Résultats - discussion

Au total, 12 personnes ont participé dont 6 IDE et 6 AH et, 12 échantillons urinaires ont été recueillis et analysés. Le taux de contamination interne est élevé : 66,6% sur l’ensemble des participants (n=8/12), 100% pour les IDE (n=6/6) et 33% pour les AH (n=2/6). Chez 62,5% (n=5/8) des personnes contaminées, 2 à 3 médicaments anticancéreux recherchés ont été détectés dans les urines. Le cyclophosphamide a été retrouvé dans les urines de tous les sujets contaminés. Le FBAL a été retrouvé chez 4 sujets et le MTX chez 3 personnes. Seul l’IF n’a jamais été détecté dans les échantillons urinaires.

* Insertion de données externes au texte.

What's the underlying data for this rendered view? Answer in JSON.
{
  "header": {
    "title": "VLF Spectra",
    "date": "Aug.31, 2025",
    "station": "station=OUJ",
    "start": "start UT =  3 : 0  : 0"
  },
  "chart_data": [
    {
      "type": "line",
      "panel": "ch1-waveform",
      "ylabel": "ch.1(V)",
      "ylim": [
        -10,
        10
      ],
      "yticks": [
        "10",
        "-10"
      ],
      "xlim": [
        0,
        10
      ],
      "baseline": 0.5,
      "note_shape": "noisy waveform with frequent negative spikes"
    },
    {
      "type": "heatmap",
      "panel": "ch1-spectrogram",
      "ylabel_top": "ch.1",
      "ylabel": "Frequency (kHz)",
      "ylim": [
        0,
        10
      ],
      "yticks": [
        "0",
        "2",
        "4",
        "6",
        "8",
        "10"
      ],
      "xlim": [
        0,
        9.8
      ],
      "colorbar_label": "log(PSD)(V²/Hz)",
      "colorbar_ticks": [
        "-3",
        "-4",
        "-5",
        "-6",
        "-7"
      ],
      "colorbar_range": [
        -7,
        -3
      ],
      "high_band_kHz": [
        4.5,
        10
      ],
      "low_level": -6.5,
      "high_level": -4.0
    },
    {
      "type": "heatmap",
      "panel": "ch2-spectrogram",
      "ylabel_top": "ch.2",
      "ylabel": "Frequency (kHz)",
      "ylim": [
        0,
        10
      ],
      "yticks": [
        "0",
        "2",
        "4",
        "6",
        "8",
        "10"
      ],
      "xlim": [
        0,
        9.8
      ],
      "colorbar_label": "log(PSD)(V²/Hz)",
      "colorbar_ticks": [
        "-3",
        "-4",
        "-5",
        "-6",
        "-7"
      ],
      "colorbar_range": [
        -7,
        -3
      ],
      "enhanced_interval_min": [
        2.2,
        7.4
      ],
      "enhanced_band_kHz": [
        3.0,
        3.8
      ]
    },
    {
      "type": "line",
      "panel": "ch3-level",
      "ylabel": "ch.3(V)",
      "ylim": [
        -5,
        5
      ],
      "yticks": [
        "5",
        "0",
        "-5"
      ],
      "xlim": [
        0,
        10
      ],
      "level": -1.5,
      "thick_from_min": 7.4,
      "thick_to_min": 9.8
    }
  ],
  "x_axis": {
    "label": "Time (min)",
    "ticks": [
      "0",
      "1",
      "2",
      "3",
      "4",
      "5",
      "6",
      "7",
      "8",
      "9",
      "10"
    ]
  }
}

Les niveaux de concentrations urinaires (toutes molécules confondues) s’étendent de 3 à 844 ng/l pour les IDE et de 3 à 44 ng/l pour les AH. Les valeurs médianes des concentrations urinaires sont de 87 ng/l pour le FBAL, de 15,1 ng/l pour le CP et de 4,4 ng/l pour le MTX.
En l’état actuel des connaissances, aucune interprétation ne peut être faite en terme de risque pour la santé des personnels exposés. Cependant, étant donnée, la dangerosité de ces molécules, la prévention est une priorité et la SBEP est un outil indispensable pour tracer les expositions insuffisamment maîtrisées et constitue un signal d’alarme. Le principe ALARA (As Low As Reasonably Achievable) s’applique, l’objectif étant d’atteindre des niveaux d’imprégnation les plus bas possibles. En l’absence de valeur biologique d’interprétation (VBI), les résultats des concentrations urinaires ne peuvent être comparés qu’aux LQ des méthodes analytiques qui doivent être les plus basses possibles. L’interprétation est qualitative et le travailleur est considéré comme ayant été exposé et contaminé si la concentration d’un médicament anticancéreux dans ses urines est égale ou supérieure à la LQ. Dans ce cas, les mesures de prévention doivent être revues.

Conclusion

Les résultats de cette campagne de mesures confirment l’existence d’une exposition professionnelle aux médicaments anticancéreux insuffisamment maîtrisée. Ils démontrent la nécessité de sensibiliser les salariés aux risques liés à leur manipulation, et l’importance d’engager des discussions avec le personnel autour des pratiques professionnelles et des conditions de travail. Il est indispensable également de renforcer les mesures de protections collectives et/ou individuelles et de mettre en place un suivi médical en tenant compte de l’état actuel des connaissances scientifiques et de bonnes pratiques, et des réalités socio-économiques de la Mauritanie.

Les auteurs déclarent ne pas avoir de conflit d’intérêt.